Over twelve chapters, Isaac chronicles his life across two countries and four states—five if you include D.C. Now living in New York, where he’s spent more than a decade, he’s had time to reflect on what it means to be at home, a once nebulous concept. When I asked how he’d define it now, he grinned and presented the knuckles that served him so well in his teenage fight clubs. Written across them is the phrase “Come Home.” The tattoo is just one from the score he’s accumulated over the years.
“For a long time, I wanted to be one of those people who says, ‘Wherever I lay my head is home,’” he said. “But my idea of home has really changed, especially in the last year. Now, it’s about community. It’s far more about honesty and relationships than a place.”
Living in New York has also granted Isaac more consistency as he lives as a full-time writer. Through his twenties, Isaac spent time as a campaign staffer, an international smuggler, and a begrudging Buca di Beppo employee before finding his way to writing. While the suspense and squalor of Isaac’s youth offered their share of intrigue, some of the more profound moments of the book lie in his reflection upon the mundane, quotidian things you do in a day just to prove you exist.
The book’s penultimate essay—one of the shorter entries in the collection—is ostensibly a story about haircuts, but it quickly turns into a parable on self-discovery and the relationships involved. It’s a fitting representation of Dirtbag’s whole ethos. The book covers a lot of ground, but it isn’t necessarily about all those things. The deeper meanings can be far more layered. The book’s true subjects, Isaac says, come down to two things.
“This is a story of hope and forgiveness. My whole life, I told myself that I’d forgiven my parents. In the past, I had this mentality of, ‘Oh, don’t sweat it.’ It was my therapist that pointed out that real forgiveness comes from facing something and talking about it. I spend so much time trying to arrive at a place of real forgiveness, and I don’t think I do by the end of the book. There’s still the hope that I continue to have these conversations and face this stuff. I let my mom read it before it was published, and we’ve been talking about it for almost a year now.

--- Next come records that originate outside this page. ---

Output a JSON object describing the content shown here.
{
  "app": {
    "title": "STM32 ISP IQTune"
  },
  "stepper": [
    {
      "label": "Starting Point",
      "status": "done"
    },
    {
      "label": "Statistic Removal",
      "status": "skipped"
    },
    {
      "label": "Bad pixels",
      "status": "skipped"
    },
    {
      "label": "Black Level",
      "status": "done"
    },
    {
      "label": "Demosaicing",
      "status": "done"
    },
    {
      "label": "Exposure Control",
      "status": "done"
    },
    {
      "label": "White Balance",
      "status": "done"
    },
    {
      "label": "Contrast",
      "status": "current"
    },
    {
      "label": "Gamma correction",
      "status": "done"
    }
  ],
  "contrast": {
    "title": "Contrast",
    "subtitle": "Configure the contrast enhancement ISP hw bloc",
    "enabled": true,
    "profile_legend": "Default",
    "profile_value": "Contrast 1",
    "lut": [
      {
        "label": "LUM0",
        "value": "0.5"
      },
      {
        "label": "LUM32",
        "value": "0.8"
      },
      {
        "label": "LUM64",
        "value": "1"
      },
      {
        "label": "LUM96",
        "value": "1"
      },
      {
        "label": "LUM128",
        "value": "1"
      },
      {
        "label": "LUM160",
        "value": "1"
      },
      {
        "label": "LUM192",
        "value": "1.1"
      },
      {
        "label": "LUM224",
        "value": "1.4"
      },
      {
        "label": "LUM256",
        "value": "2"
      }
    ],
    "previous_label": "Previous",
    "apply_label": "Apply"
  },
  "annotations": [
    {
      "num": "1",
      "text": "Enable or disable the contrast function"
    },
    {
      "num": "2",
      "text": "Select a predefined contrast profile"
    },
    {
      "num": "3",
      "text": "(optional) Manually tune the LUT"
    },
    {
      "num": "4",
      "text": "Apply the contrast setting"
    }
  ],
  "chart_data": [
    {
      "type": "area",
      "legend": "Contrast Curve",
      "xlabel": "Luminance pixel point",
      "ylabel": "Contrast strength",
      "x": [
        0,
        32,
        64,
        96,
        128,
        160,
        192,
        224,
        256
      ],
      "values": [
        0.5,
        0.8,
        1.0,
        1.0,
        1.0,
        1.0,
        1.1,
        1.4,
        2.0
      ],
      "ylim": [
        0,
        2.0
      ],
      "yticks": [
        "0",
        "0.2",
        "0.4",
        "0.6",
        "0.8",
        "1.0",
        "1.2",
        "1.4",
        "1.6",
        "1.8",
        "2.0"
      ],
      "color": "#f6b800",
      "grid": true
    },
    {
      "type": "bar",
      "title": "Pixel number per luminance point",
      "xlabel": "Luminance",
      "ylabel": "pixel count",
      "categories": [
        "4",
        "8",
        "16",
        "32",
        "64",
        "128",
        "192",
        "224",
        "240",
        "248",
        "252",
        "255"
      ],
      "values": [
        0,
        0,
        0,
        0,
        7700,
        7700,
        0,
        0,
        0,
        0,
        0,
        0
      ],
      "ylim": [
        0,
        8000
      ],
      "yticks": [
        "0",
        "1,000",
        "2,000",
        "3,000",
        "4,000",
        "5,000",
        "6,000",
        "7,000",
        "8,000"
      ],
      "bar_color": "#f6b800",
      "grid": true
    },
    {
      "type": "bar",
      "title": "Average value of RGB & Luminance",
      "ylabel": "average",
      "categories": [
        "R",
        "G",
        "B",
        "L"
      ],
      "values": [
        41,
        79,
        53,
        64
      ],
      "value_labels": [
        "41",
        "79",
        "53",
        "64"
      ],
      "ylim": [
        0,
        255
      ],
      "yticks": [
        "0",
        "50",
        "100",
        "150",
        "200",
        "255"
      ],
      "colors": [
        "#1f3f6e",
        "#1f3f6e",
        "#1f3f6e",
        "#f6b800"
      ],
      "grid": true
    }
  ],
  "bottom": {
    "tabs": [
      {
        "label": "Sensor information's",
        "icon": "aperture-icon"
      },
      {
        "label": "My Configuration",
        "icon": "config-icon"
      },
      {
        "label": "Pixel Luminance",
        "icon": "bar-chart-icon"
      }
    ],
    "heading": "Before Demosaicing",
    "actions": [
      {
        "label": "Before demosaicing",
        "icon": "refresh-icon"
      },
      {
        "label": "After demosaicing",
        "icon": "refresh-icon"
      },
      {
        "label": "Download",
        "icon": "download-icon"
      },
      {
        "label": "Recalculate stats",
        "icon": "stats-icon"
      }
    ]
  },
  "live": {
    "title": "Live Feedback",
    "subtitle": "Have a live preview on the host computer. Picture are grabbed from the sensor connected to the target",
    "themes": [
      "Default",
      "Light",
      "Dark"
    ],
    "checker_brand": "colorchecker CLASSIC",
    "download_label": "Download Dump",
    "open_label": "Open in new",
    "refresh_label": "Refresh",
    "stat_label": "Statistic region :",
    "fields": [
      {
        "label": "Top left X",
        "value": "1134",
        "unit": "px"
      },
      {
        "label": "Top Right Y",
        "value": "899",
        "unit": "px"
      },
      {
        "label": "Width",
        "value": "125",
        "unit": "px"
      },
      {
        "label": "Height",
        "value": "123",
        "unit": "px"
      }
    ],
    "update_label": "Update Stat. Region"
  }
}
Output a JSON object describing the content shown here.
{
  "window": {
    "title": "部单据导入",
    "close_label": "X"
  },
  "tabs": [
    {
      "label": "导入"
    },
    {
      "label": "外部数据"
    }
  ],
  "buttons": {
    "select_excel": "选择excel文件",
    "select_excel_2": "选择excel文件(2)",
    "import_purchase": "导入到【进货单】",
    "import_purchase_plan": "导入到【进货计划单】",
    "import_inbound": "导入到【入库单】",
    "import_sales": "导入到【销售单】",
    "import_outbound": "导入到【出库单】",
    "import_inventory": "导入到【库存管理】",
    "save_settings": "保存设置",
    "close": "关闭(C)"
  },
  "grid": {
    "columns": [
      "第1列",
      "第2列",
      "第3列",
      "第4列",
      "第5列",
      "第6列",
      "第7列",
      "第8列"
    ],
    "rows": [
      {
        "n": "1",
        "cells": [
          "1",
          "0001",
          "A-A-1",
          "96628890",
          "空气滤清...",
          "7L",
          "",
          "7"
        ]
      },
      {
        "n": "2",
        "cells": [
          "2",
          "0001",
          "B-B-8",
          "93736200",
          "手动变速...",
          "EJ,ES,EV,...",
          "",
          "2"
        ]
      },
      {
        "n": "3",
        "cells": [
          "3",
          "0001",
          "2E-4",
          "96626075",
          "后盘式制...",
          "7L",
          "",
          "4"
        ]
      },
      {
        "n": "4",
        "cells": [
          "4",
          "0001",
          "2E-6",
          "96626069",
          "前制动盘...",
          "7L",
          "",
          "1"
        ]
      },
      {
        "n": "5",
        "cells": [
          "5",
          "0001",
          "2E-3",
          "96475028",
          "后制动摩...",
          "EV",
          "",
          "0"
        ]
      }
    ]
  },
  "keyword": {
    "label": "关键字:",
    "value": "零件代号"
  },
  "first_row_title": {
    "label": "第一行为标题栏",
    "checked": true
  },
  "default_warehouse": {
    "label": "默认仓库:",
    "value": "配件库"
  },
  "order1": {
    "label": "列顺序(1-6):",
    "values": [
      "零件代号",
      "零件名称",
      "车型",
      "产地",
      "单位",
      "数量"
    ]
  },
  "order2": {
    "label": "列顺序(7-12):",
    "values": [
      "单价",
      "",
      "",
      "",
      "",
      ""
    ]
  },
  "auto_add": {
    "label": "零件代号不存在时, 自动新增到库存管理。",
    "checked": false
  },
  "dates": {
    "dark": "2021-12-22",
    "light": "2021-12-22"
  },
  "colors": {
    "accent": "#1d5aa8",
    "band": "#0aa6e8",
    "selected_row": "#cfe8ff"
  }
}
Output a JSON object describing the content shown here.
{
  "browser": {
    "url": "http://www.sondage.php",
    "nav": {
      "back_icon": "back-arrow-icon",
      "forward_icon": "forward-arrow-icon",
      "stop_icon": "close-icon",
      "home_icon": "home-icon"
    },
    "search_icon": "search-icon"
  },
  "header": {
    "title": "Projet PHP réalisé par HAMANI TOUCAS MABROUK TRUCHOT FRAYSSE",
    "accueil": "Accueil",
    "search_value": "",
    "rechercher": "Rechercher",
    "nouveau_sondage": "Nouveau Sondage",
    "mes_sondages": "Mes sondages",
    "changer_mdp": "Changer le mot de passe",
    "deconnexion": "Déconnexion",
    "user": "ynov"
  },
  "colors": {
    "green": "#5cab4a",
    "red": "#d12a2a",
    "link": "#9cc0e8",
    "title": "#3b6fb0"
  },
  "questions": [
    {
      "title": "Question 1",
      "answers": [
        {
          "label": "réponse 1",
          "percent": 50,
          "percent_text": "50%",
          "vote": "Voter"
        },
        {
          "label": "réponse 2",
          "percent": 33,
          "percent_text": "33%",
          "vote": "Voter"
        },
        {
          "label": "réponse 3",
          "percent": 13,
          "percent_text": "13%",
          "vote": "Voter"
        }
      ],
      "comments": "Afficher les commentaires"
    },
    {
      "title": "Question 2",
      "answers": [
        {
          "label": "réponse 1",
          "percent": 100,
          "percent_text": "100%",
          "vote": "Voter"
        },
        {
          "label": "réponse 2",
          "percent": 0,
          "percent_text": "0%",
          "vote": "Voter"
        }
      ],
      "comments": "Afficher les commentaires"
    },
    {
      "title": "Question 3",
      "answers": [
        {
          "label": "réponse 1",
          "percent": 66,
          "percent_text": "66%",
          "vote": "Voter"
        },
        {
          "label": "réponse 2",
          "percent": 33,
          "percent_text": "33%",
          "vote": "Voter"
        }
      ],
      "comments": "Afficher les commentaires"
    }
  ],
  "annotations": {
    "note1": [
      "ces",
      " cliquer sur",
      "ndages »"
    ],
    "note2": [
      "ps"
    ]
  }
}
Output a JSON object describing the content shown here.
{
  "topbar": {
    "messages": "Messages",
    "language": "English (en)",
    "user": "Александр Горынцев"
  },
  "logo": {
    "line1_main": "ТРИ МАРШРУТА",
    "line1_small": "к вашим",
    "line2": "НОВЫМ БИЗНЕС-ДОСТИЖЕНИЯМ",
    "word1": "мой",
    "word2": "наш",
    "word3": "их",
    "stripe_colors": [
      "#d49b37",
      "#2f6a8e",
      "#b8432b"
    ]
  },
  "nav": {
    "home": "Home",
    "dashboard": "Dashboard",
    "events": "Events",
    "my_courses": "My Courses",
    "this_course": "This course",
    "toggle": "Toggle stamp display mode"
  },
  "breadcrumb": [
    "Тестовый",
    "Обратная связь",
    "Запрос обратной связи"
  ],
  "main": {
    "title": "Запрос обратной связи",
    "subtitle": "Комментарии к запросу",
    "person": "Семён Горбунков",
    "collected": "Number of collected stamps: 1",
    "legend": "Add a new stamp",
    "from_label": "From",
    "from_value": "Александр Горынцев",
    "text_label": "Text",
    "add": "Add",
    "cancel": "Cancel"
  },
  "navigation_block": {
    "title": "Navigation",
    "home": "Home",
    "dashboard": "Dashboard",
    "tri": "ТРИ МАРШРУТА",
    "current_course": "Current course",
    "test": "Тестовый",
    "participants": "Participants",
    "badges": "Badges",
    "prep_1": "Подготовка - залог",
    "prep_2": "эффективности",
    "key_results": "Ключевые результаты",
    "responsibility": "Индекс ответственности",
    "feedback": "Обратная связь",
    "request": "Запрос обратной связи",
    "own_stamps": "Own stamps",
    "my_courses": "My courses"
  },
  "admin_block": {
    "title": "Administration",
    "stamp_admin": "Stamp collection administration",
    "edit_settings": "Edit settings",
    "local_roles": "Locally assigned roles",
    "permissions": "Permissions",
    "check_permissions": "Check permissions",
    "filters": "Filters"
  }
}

What’s wonderful is I can say, now that I’m a year into the future, that what I hoped would happen did happen.”
Isaac is signed on for his next project, titled American Dionysus, with a tentative release date of sometime in 2025. In it, he will retrace the steps of John Chapman—Johnny Appleseed—as he planted orchards in the northeast. Inspired by the work of Bill Bryson and Cheryl Strayed, the book is a marriage of Isaac’s love of walking and New England heritage. He hopes to begin writing in “the thaw,” his term for that ambiguous point in the spring when you start seeing peoples’ calves again. The process may draw him away from home, but I’m sure he won’t feel it as long as the trail has barstools and conversation.